A Tesla spokesperson said Tuesday morning that Tesla will have the China plant up and running in two years, which, like most of Musk's projections, should be taken with a grain a salt. Tesla's lone car-assembly plant in Fremont has struggled to produce 88,000 cars through the first half of this year. Last year, Tesla managed to sell a meager 14,779 vehicles in China. Now, they're hoping to produce 500,000 cars a year (though no doubt some of those will be exported to other regional hubs).
But hey - it's a "growth market", right?
* * *
With reports of rising breakdowns and poor quality issues threatening to blunt investor enthusiasm for Tesla's stock after CEO Elon Musk managed to meet his latest "factory-gated" Model 3 production deadline (at least on paper), Tesla shares have resumed their ascent this morning after a report sourced to "people familiar with the matter", according to which Tesla is planning to build a factory in Shanghai with a capacity for 500,000 vehicles a year.
According to Bloomberg, Tesla is expected to sign a memorandum of understanding with local authorities regarding building the factory. While investors responded enthusiastically to the news, the fact remains that the Wall Street Journal published a nearly identical story roughly a year ago while Engadget covered Musk's China ambitions all the way back in 2015, a tradition as Musk has waved the China strawman flag any time he needs a Hail Mary to push the stock price higher (like now). Back then, Tesla and Chinese officials denied that there were any concrete plans for a Tesla factory in Shanghai, but Tesla later revealed that it was working with local officials to explore "opportunities in manufacturing."
Musk was expected to be in Shanghai for an event with government officials on Tuesday.
Much has changed since WSJ published its false-alarm report last year: China has taken steps to liberalize its auto industry by making it easier for foreign companies like Tesla to establish a foothold in the Chinese market. And China's retaliatory tariffs on US automobiles and auto parts recently forced Tesla to hike the prices of its Tesla Model S and Model X sedans by roughly 20%, ratcheting up the incentive to manufacture locally.

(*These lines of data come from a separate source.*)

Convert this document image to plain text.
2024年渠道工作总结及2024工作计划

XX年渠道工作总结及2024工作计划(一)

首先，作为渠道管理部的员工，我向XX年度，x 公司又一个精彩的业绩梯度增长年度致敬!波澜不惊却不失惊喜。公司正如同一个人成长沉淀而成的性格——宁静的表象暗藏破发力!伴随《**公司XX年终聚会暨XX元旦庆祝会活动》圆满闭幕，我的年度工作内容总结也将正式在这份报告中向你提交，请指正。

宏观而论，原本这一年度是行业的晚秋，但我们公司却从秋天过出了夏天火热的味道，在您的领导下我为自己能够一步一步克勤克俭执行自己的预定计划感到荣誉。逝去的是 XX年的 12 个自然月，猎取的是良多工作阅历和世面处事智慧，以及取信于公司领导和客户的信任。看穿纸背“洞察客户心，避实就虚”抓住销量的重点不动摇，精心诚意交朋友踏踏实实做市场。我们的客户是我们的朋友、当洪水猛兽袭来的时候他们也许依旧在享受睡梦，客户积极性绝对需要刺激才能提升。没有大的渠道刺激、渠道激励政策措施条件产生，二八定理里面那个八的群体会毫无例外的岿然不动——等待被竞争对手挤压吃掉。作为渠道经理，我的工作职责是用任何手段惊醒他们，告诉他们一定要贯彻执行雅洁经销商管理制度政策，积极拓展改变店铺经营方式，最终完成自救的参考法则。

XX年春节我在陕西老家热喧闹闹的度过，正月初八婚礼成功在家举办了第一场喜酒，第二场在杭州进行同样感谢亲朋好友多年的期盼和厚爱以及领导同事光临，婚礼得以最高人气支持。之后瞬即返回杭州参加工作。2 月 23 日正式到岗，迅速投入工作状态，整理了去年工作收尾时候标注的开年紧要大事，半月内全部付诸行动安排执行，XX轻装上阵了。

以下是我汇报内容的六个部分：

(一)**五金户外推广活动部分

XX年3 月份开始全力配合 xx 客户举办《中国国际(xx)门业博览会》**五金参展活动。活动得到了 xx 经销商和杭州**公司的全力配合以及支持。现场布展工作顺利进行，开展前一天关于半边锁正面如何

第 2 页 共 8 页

Also, unlike last time, the local government's "encouragement" of foreign investment in advanced manufacturing in the region may actually mean Tesla pulls it off this time. By luring Tesla on to the mainland, China is hoping to steal some of the manufacturing jobs that President Trump covets, away from the US. Meanwhile, in exchange for allowing Musk to build cars on the ground, bypassing tariffs, Beijing will promptly seek to "expropriate" Tesla's technology.
Tesla shares climbed 2.7% in the pre-market on the news, rising to $327 in recent trade, if still well below last week's transitory highs.